Recovery
Recovery is not an error path bolted on afterwards — it is the other half of
the durability contract, and most of this crate’s engineering (and testing)
lives here. It runs inside every Wal::open, before the handle is returned.
What open does
- Discover. List the directory, collect
*.walsegment files, parse each base LSN from the filename, and sort. (Never trusting directory iteration order — recovery must be deterministic.) - Validate headers. Each segment starts with a checksummed header written and synced at creation. A corrupt header on a sealed segment is fatal. One special case is forgiven: a highest-base file with an incomplete header is the residue of a crash during segment creation — it provably contains no durable records, so it is discarded.
- Scan records. Each segment’s records are walked in order, checking length bounds, CRC-32C, and LSN continuity, until the end-of-records sentinel (an all-zero header in the pre-allocated zero region).
- Handle the tail — see below.
- Check cross-segment continuity. The last LSN of each segment must be
exactly followed by the next segment’s base. An internal gap is fatal
(
ContiguityViolation).
The result is a (Wal, RecoveryReport) pair:
use open_wal::TailState;
let (wal, report) = Wal::open(dir, WalConfig::default())?;
println!(
"recovered LSNs {}..={} across {} segment(s)",
report.oldest_lsn, report.durable_lsn, report.segments_scanned
);
match report.tail_state {
TailState::Clean => { /* the common case */ }
TailState::TruncatedAt { segment_base, offset } => {
// A torn tail (crash mid-write) was truncated and durably zeroed.
// Only un-committed records were lost.
eprintln!("torn tail truncated in segment {segment_base} at byte {offset}");
}
}
A TruncatedAt tail is normal after a crash and worth logging, but requires
no action: nothing at or below any previously returned durable_lsn was lost.

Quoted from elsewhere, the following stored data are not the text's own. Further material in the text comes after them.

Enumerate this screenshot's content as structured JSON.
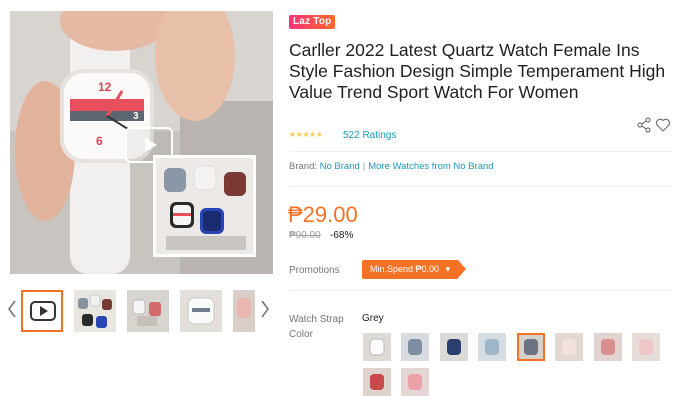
{
  "badge": {
    "label": "Laz Top"
  },
  "product": {
    "title": "Carller 2022 Latest Quartz Watch Female Ins Style Fashion Design Simple Temperament High Value Trend Sport Watch For Women"
  },
  "rating": {
    "stars": "★★★★★",
    "text": "522 Ratings"
  },
  "brand": {
    "label": "Brand:",
    "name": "No Brand",
    "separator": "|",
    "more_link": "More Watches from No Brand"
  },
  "price": {
    "current": "₱29.00",
    "original": "₱90.00",
    "discount": "-68%"
  },
  "promotions": {
    "label": "Promotions",
    "tag": "Min.Spend ₱0.00",
    "chevron": "▾"
  },
  "variation": {
    "label": "Watch Strap Color",
    "selected_value": "Grey",
    "options": [
      "white",
      "blue-grey",
      "navy",
      "light-blue",
      "grey",
      "pink-white",
      "rose",
      "pastel-pink",
      "red",
      "pink"
    ]
  },
  "gallery": {
    "thumbnails": [
      "video",
      "watch-set-1",
      "watch-set-2",
      "watch-set-3",
      "watch-set-4"
    ]
  },
  "icons": [
    "share-icon",
    "heart-icon",
    "chevron-left-icon",
    "chevron-right-icon",
    "play-icon",
    "star-icon"
  ],
  "colors": {
    "accent": "#f57224",
    "link": "#1a9cb7",
    "star": "#faca51",
    "badge_start": "#f5337b",
    "badge_end": "#ff6a2a"
  }
}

Torn tail vs. mid-log corruption — the crucial distinction
A crash mid-commit leaves a partially written record at the physical tail of
the active segment. That record was never covered by a returned commit, so
dropping it is correct. Recovery detects it (bad length or CRC), truncates
at that point, and then durably zeroes everything from the truncation point
to the end of the segment. The zeroing matters: without it, a stale but
CRC-valid record from an earlier generation could lurk past the tail and be
“resurrected” as if it were live data on some later recovery.
Corruption before the tail is a different animal entirely. If a record fails
validation but a valid record still exists after it, the bad record cannot be
a torn tail — data after it was genuinely written and acknowledged. Truncating
there would silently discard acknowledged records. Recovery instead fails
loudly with TornMidLog (or Corruption in a sealed segment, which can never
contain a torn tail). This is deliberate: mid-log corruption means the
storage lied, and the correct response is to stop and involve the operator —
restore from backup or accept explicit, visible data loss — not to quietly
shrink the log.
Properties you can rely on
- Deterministic and idempotent. Recovery is a pure function of the on-disk bytes — no clocks, no environment. Opening the same directory repeatedly converges: the second recovery sees what the first left and changes nothing.
- Bounded. Recovery never panics, reads out of bounds, or scans/allocates unboundedly — for any input bytes, including adversarial ones. The parser is fuzzed continuously and cross-checked against an independent reference implementation.
- Frugal with memory. Recovery never loads payloads into memory; it keeps only a small per-segment index. Opening a multi-GB log does not OOM.
- Read-back fidelity. What replay yields after recovery is exactly what was committed: same records, same order, byte-identical.
These are user-facing distillations of invariants D1–D12; the precise normative statements and their test mapping are in §4 of the design spec.
One operational note: reopening after a crash
When a writer process dies, the OS releases its directory lock during process
teardown — which can complete slightly after the process is otherwise gone.
A supervisor that restarts the writer immediately may see a brief, spurious
WalError::Locked on the first open. Retry with a short backoff (up to
about a second) before treating Locked as a genuine concurrent writer.